President-elect Donald Trump speaks with reporters in the lobby of Trump Tower in New York on Jan. 13. (Evan Vucci/AP Photo)

For some, the most alarming comments by Donald Trump in an interview with reporters from Times of London and Germany's Bild newspaper may have been the ones he made about NATO and German Chancellor Angela Merkel. The president-elect called NATO "obsolete," reiterating his critique that many members "aren't paying what they're supposed to pay," and said Merkel's refugee policy was "one very catastrophic mistake."

Yet his response to a question about heroes is also raising eyebrows. It is startling for his statement that "I don't like the concept of heroes," as well as his decision not to name a historic figure other than his father and the fact that he touted himself in a question aimed at getting him to talk about people he admires. It also reveals what appears to be a narrow definition of leadership and who has the ability to achieve it.

Trump's response to the question ("do you have any models -- are there heroes that you steer by -- people you look up to from the past?") is, as The Fix's Chris Cillizza pointed out Monday, a "stream of consciousness answer for the ages." Here is it is, in full:

The question is the sort of softball often lobbed at political leaders to get a sense of whom they admire, what leadership traits they believe are critical for the job and what kind of leader they aspire to be. It could not be simpler to answer. Simply plucking an admired president from the past -- George Washington, Abraham Lincoln, or Republican hero Ronald Reagan -- would have been a perfectly reasonable, if unremarkable, answer.

There are many other ways Trump could have answered. He could have said Winston Churchill, the World War II prime minister whose bust British Brexit backer Nigel Farage suggested Trump might return to the Oval Office. There's always the option of citing a broad group, such as "America's armed forces veterans" or "the hard-working Americans who put food on the table every day for their kids" -- a generic but politic answer. Even naming Gen. George Patton, the tough-talking World War II general Trump has repeatedly praised, would have at least provided some consistency to his rhetoric.

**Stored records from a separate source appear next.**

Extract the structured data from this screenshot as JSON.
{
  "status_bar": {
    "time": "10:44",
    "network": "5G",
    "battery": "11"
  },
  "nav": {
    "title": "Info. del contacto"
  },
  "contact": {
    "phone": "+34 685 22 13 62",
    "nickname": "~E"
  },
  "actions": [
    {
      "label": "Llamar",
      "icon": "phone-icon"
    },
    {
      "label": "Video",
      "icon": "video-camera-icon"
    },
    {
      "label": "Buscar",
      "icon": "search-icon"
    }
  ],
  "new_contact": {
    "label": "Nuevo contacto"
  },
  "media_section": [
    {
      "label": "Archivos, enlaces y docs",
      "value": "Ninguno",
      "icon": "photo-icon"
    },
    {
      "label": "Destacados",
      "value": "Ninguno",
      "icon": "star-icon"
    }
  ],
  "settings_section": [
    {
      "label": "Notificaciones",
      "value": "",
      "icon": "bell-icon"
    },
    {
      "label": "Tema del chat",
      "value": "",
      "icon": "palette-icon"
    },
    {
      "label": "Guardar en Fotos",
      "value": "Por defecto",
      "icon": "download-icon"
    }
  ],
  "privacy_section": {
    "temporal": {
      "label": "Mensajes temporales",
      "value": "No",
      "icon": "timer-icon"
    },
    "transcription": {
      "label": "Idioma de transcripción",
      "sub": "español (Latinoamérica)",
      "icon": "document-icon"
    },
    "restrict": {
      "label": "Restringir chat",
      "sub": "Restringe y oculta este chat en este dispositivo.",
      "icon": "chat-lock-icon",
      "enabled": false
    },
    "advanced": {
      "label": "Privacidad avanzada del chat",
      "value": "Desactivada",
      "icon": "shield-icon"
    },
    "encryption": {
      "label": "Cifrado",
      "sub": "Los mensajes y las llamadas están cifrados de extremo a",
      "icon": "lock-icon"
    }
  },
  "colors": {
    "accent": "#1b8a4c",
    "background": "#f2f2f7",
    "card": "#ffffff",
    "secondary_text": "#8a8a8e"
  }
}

Instead, Trump offered a rambling answer in which he says he doesn't "like the concept of heroes" and "certainly you can respect certain people and certainly there are certain people," naming only one of those certain people, his father. Other presidents have frequently named historical figures they admired: George W. Bush often mentioned Churchill, calling the bust he had in his office "a constant reminder of what a great leader is like." Bill Clinton cited Martin Luther King Jr. and Nelson Mandela as personal heroes. Barack Obama has cited the same figures, as well as many others, particularly Abraham Lincoln.

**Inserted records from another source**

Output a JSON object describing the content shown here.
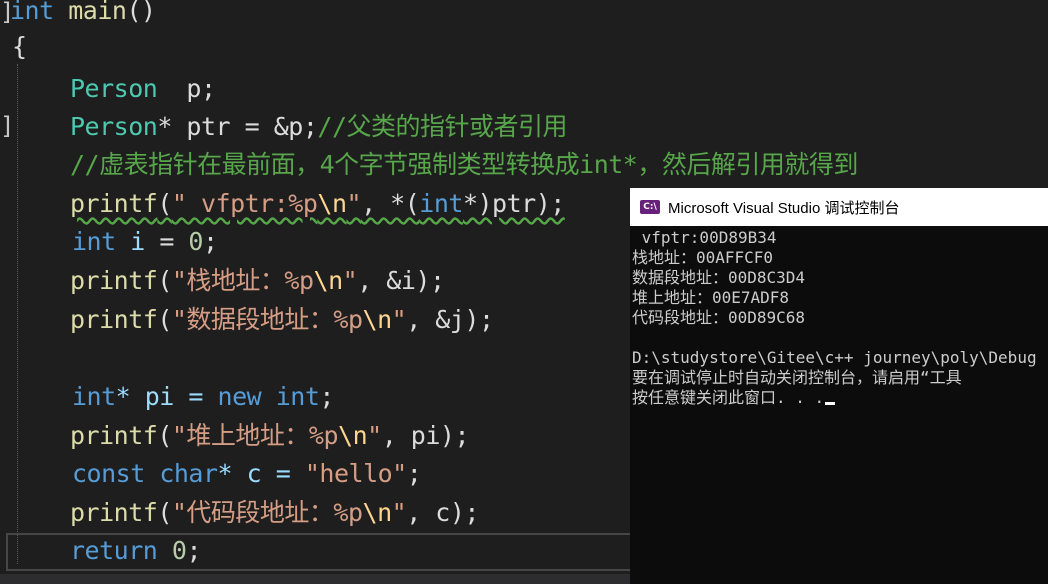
{
  "editor": {
    "fn_sig": {
      "kw_int": "int",
      "name": "main",
      "parens": "()"
    },
    "open_brace": "{",
    "l_person_decl": {
      "type": "Person",
      "rest": "  p;"
    },
    "l_person_ptr": {
      "type": "Person",
      "rest": "* ptr = &p;",
      "comment": "//父类的指针或者引用"
    },
    "l_comment": "//虚表指针在最前面，4个字节强制类型转换成int*，然后解引用就得到",
    "l_printf_vfptr": {
      "fn": "printf",
      "lp": "(",
      "str": "\" vfptr:%p",
      "esc": "\\n",
      "q": "\"",
      "mid": ", *(",
      "kw": "int",
      "tail": "*)ptr);"
    },
    "l_int_i": {
      "kw": "int",
      "var": " i",
      "eq": " = ",
      "num": "0",
      "semi": ";"
    },
    "l_printf_stack": {
      "fn": "printf",
      "lp": "(",
      "str": "\"栈地址：%p",
      "esc": "\\n",
      "q": "\"",
      "tail": ", &i);"
    },
    "l_printf_data": {
      "fn": "printf",
      "lp": "(",
      "str": "\"数据段地址：%p",
      "esc": "\\n",
      "q": "\"",
      "tail": ", &j);"
    },
    "l_new_int": {
      "kw": "int",
      "ptr": "* pi = ",
      "new": "new",
      "sp": " ",
      "kw2": "int",
      "semi": ";"
    },
    "l_printf_heap": {
      "fn": "printf",
      "lp": "(",
      "str": "\"堆上地址：%p",
      "esc": "\\n",
      "q": "\"",
      "tail": ", pi);"
    },
    "l_const_char": {
      "kw": "const",
      "sp": " ",
      "kw2": "char",
      "rest": "* c = ",
      "str": "\"hello\"",
      "semi": ";"
    },
    "l_printf_code": {
      "fn": "printf",
      "lp": "(",
      "str": "\"代码段地址：%p",
      "esc": "\\n",
      "q": "\"",
      "tail": ", c);"
    },
    "l_return": {
      "kw": "return",
      "sp": " ",
      "num": "0",
      "semi": ";"
    }
  },
  "console": {
    "title": "Microsoft Visual Studio 调试控制台",
    "icon": "visual-studio-icon",
    "icon_text": "C:\\",
    "lines": [
      " vfptr:00D89B34",
      "栈地址：00AFFCF0",
      "数据段地址：00D8C3D4",
      "堆上地址：00E7ADF8",
      "代码段地址：00D89C68",
      "",
      "D:\\studystore\\Gitee\\c++ journey\\poly\\Debug",
      "要在调试停止时自动关闭控制台，请启用“工具",
      "按任意键关闭此窗口. . ."
    ]
  }
}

Such a response is not all that surprising for someone who not only questioned John McCain's status as a war hero, saying early in the campaign "I like people who weren't captured," but who has taken to Twitter in recent days to knock Rep. John Lewis (D-Ga.) as "all talk, talk, talk -- no action or results" after the civil rights hero questioned the legitimacy of Trump's presidency. Nor is it surprising coming from a candidate who said on the campaign trail "I will give you what you've been looking for for 50 years. I'm the only one," and said "I alone can fix it" in his acceptance speech last year.

Moreover, naming a historic figure he admires could set Trump up for comparisons on such leadership traits -- things like transparency or empathy -- that go beyond the dealmaker image he's cultivated for himself. It's telling, after all, that Trump says several times in his answer that what he learned from his father (or inherited from him: "I also think negotiation is a natural trait, I don't think you can, you either have it or you don't") was how to negotiate.

After all, unless you count sales or political skills, the ability to negotiate is the only leadership trait he mentions in the answer -- not authenticity, not creativity, not inspiration or integrity -- before going on to say that "natural ability, to me, is much more important to me than experience and experience is a great thing -- I think it's a great thing -- but I learned a lot from my father in terms of leadership."

Trump's answer to the question about heroes is, yes, a revealing if muddled glimpse into the ego-driven worldview of a man who is about to be president of the United States. But it also demonstrates a lack of concern for society's needs for common heroes and historic figures we can all aspire to emulate. It looks past the lessons of history and ignores the power of shared figures to whom we can all relate. And it presents a narrow and simplistic definition of leadership as both the pedestrian task of a negotiating deal-maker and a task that's limited to those with natural abilities.